Les futurs trains légers innovants espérés ?Les bus mis en place depuis la fermeture de la ligne ? "Ils sont trop petits, pas adaptés au transport de vélo, moins nombreux que les trains et il faut faire plusieurs changements pour aller jusqu’à Clermont", déplorent-ils, pas convaincus et surtout persuadés que l’enjeu financier, souvent bloquant dans la relance des petites lignes ferroviaires, est ici largement surmontable : "La ligne a été presque entièrement rénovée (seule la partie entre La Bourboule et le Mont-Dore est fermée, NDLR), il faudrait 3 à 4 millions d’euros pour reprendre la signalisation et créer des points d’arrêt, sans rénover les gares, ce qui n’est pas utile. C’est un budget à mettre en perspective avec ce que coûte l’entretien des routes..."
S’ils estiment que "la balle est dans le camp de la Région", ils notent aussi avec malice : "La SNCF va développer un train léger innovant, ce serait idéal pour cette ligne. Surtout qu’ils ont communiqué sur ces nouveaux trains en l’imaginant, sur une photo, en gare de Volvic… On espère que c’est un message."

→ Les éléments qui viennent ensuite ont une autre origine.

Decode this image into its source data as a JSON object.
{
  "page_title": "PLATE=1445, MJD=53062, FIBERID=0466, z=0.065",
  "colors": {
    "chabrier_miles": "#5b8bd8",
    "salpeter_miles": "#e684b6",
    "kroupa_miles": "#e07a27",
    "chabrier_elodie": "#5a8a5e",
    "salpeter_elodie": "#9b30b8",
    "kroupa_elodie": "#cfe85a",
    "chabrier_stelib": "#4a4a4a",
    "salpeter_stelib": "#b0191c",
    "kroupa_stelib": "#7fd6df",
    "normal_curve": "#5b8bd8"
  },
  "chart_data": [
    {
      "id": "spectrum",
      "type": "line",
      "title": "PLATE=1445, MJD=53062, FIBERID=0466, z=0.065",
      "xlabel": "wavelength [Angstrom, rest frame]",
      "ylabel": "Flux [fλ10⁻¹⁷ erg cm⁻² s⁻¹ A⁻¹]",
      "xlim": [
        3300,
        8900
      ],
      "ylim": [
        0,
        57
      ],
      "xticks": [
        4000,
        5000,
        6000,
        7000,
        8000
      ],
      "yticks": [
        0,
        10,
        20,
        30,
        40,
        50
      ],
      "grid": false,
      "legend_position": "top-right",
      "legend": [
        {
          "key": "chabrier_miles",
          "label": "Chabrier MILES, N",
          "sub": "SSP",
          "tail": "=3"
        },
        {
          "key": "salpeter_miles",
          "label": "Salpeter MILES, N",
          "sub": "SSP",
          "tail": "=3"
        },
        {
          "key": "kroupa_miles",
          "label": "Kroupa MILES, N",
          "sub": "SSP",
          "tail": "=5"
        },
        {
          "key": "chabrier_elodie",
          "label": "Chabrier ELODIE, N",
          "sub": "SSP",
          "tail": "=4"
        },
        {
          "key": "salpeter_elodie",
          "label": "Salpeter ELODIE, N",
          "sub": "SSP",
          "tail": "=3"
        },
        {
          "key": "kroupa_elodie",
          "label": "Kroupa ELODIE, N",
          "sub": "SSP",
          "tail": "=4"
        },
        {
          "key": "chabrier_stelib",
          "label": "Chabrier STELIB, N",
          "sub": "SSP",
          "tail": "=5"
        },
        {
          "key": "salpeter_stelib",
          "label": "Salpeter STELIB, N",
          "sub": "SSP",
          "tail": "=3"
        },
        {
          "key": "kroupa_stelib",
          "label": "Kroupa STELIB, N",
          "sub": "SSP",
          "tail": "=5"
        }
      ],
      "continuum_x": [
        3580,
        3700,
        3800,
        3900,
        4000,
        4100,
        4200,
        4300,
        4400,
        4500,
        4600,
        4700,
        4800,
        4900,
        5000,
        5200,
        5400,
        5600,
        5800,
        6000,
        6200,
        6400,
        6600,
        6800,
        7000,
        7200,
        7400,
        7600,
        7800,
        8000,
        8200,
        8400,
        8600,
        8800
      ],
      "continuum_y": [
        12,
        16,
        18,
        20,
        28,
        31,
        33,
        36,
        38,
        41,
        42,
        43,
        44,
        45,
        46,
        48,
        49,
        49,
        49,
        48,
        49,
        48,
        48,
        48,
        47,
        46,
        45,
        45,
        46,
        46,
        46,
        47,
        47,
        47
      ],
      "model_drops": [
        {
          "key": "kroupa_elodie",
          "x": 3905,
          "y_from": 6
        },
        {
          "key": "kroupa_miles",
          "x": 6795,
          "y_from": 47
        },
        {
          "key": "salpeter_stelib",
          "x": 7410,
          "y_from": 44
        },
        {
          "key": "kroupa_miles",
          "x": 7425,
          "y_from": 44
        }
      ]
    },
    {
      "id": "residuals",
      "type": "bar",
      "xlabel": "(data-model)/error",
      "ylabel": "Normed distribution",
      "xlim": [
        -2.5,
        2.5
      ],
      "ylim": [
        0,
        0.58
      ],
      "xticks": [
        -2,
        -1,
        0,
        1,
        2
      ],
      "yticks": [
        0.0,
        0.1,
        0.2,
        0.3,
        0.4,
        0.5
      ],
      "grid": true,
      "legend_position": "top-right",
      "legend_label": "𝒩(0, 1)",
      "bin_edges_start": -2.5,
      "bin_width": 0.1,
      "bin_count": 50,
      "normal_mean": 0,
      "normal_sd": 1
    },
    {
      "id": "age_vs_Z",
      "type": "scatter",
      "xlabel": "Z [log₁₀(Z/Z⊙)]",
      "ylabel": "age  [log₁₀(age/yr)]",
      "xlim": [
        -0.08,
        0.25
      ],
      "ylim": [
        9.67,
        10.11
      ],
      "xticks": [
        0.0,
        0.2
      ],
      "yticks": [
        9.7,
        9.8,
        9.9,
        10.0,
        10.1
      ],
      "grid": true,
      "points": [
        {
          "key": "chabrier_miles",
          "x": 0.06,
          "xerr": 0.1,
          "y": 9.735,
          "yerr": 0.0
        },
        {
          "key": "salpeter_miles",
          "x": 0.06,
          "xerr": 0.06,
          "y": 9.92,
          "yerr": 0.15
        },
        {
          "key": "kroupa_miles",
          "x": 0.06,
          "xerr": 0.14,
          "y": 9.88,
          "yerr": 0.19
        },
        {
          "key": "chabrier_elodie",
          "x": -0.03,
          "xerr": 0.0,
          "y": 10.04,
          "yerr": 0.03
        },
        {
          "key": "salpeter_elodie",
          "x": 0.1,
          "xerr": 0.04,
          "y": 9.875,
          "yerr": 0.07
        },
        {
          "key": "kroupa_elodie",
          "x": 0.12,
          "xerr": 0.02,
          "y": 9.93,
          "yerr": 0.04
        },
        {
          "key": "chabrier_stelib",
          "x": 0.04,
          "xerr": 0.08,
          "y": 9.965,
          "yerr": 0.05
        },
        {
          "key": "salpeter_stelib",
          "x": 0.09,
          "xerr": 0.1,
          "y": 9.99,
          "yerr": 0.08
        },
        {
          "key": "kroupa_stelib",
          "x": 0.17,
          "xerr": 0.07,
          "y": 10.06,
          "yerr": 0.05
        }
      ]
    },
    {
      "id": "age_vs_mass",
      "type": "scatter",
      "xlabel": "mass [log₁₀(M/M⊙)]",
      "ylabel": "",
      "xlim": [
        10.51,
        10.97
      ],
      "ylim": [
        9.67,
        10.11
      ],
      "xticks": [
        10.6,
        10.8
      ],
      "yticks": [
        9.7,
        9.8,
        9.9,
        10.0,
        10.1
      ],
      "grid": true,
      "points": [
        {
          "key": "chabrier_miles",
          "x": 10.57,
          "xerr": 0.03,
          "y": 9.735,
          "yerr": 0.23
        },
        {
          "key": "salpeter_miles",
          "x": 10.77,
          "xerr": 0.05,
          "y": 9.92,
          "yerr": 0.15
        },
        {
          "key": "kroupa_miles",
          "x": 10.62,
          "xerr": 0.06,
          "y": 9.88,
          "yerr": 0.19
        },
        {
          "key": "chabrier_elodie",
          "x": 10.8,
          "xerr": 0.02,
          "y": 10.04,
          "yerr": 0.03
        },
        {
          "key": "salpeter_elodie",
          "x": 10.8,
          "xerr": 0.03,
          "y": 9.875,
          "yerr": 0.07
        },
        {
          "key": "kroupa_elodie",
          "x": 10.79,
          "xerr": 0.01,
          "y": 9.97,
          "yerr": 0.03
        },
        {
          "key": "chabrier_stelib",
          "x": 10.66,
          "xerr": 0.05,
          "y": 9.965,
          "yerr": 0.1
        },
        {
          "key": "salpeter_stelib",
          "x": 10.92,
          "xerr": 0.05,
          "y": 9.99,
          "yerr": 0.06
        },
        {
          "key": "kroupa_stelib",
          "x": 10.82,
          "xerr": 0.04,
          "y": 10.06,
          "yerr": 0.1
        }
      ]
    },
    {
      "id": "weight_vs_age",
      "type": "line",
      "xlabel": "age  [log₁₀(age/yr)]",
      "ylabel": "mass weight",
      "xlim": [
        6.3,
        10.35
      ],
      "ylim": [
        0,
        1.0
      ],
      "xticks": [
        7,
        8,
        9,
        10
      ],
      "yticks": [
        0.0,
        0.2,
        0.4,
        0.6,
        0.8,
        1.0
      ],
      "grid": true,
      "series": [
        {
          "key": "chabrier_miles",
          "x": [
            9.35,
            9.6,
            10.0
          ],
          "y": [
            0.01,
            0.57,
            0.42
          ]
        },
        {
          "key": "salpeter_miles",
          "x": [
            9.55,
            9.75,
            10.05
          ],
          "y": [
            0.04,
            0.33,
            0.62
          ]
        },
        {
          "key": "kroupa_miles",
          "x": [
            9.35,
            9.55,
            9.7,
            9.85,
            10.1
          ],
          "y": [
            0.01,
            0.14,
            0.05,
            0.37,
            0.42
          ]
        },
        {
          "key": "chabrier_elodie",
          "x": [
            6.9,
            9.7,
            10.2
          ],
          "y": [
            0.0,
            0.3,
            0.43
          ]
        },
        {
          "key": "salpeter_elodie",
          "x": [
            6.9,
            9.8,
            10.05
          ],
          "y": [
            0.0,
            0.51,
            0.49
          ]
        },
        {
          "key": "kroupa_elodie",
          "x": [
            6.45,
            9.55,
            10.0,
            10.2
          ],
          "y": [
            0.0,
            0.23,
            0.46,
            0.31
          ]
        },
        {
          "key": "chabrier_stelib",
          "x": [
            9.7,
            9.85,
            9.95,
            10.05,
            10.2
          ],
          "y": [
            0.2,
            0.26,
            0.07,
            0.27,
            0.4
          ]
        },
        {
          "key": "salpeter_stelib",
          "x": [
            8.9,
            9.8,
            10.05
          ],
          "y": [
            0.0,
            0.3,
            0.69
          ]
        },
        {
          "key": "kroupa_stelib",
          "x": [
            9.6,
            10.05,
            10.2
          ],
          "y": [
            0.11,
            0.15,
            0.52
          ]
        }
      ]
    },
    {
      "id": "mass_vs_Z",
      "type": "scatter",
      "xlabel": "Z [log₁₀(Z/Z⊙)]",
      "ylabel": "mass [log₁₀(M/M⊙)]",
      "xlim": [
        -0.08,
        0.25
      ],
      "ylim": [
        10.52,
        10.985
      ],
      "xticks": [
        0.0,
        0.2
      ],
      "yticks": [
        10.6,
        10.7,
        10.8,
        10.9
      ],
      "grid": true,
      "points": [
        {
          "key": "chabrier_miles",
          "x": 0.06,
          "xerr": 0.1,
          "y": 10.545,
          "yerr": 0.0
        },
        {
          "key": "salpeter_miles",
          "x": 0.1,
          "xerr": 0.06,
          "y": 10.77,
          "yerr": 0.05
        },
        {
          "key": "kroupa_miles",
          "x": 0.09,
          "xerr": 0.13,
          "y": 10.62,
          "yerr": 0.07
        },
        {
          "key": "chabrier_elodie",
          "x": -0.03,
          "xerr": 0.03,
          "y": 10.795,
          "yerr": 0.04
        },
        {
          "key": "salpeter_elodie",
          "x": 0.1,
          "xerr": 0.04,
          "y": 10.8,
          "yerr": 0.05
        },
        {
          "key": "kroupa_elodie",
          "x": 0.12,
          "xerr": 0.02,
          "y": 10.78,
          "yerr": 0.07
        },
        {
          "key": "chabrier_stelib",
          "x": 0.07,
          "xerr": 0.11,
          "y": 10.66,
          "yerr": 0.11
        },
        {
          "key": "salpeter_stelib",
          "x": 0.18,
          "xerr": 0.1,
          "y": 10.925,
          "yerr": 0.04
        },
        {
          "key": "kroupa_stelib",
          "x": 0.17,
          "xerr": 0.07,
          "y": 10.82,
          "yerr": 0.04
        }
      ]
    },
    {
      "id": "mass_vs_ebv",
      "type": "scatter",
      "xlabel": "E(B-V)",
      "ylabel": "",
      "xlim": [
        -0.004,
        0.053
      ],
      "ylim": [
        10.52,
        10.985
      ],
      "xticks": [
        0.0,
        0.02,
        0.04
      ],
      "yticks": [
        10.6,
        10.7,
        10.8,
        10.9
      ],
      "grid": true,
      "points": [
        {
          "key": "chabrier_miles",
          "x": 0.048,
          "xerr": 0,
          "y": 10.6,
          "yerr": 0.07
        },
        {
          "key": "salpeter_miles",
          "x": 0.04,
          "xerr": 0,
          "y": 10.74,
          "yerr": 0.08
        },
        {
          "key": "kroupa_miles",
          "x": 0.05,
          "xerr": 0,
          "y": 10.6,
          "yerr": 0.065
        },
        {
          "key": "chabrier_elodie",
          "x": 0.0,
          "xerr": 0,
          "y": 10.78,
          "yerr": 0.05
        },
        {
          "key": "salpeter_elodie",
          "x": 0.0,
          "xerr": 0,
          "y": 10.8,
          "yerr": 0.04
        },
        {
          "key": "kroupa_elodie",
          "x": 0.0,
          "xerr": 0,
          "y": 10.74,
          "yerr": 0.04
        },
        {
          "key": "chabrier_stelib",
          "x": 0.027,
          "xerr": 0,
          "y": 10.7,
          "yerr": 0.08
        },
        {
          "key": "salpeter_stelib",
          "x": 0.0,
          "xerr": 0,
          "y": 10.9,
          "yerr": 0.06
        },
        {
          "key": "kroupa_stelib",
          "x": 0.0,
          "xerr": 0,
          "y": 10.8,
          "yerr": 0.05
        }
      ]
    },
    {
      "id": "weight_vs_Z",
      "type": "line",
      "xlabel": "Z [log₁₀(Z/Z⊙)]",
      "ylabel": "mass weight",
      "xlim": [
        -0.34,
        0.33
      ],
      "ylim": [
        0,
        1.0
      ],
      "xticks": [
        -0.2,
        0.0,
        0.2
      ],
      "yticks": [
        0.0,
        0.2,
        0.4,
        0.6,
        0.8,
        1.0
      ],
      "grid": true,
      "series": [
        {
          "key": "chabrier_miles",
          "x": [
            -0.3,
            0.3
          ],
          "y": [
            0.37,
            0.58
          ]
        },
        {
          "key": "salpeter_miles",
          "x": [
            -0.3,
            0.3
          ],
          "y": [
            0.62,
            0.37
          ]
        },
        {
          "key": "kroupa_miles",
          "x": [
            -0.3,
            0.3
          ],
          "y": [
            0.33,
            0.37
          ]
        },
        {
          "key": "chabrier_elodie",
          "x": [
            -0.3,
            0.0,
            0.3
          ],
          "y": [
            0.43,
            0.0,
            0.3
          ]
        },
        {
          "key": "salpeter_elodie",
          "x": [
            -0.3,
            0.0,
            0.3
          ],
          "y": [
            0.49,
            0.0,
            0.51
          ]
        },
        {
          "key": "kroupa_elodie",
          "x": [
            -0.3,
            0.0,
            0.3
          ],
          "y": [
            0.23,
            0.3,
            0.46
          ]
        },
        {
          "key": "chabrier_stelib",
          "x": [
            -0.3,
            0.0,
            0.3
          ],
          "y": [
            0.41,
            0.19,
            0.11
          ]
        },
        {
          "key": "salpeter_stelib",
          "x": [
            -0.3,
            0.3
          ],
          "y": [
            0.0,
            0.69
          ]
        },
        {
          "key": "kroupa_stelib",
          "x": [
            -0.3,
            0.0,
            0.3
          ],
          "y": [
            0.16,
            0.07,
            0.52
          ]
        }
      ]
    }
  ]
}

Retour sur la ligne le 21 octobreEn attendant, pour défendre leur cause, "pour rappeler au grand public que cette ligne a existé, pour montrer sa beauté et son potentiel touristique", l’association organise un événement atypique, samedi 21 octobre : ils proposent à 150 personnes de grimper à bord du X2900, surnommé "le bleu d’Auvergne", et de deux X2200, mis à disposition par l’association AAATV de Montluçon, pour un trajet Clermont-Ferrand/La Bourboule. Une manière de remonter le temps, tout en imaginant l’avenir.
Réservation. Il reste une cinquantaine de places pour l’aller-retour Clermont-Ferrand/La Bourboule. Départ le 21 octobre à 8 h 46 à Clermont-Ferrand, pour une arrivée à 11 h 27 à la Bourboule, après des arrêts à Volvic, Le Vauriat, Pontgibaud et Laqueuille. Retour l’après-midi, départ à 14 h 30 de La Bourboule, arrivée à 16 h 50 à Clermont-Ferrand. Tarif : 40 € aller-retour (le prix couvre la location du train et de la ligne). Informations et réservations sur le site de l'association Retour du train des volcans.
Que disent la Région et SNCF Réseau ?"Notre combat, pour l’instant, avant de rouvrir des lignes ferroviaires, c’est de sauver celles qui existent déjà, ce qui n’est pas gagné", répond Frédéric Aguilera, vice-président de la Région en charge des transports, alors que les discussions autour du futur Contrat de plan Etat-Région (CPER), qui doit allouer un certain nombre de crédits pour les lignes ferroviaires, sont en cours. "S’il y a une possibilité de rouvrir cette ligne un jour, pourquoi pas. Mais ce n’est pas d’actualité, et il n’y a aucune étude en ce sens. Il faut aussi prendre en compte que le fret reste menacé : l’argent mis en 2020 sur cette ligne, c’était des rustines."Ce que confirme SNCF Réseau : "La ligne a fait l’objet de travaux et nécessite régulièrement des investissements pour la régénération qui s’inscrivent dans les discussions autour du CPER", dit l’entreprise, qui assure ne pas avoir chiffré le coût d’une éventuelle réouverture de la ligne aux voyageurs. "SNCF Réseau réalise des études de réouverture au trafic voyageur à la demande de la Région Auvergne-Rhône-Alpes. A ce jour, SNCF Réseau n'a reçu aucune demande."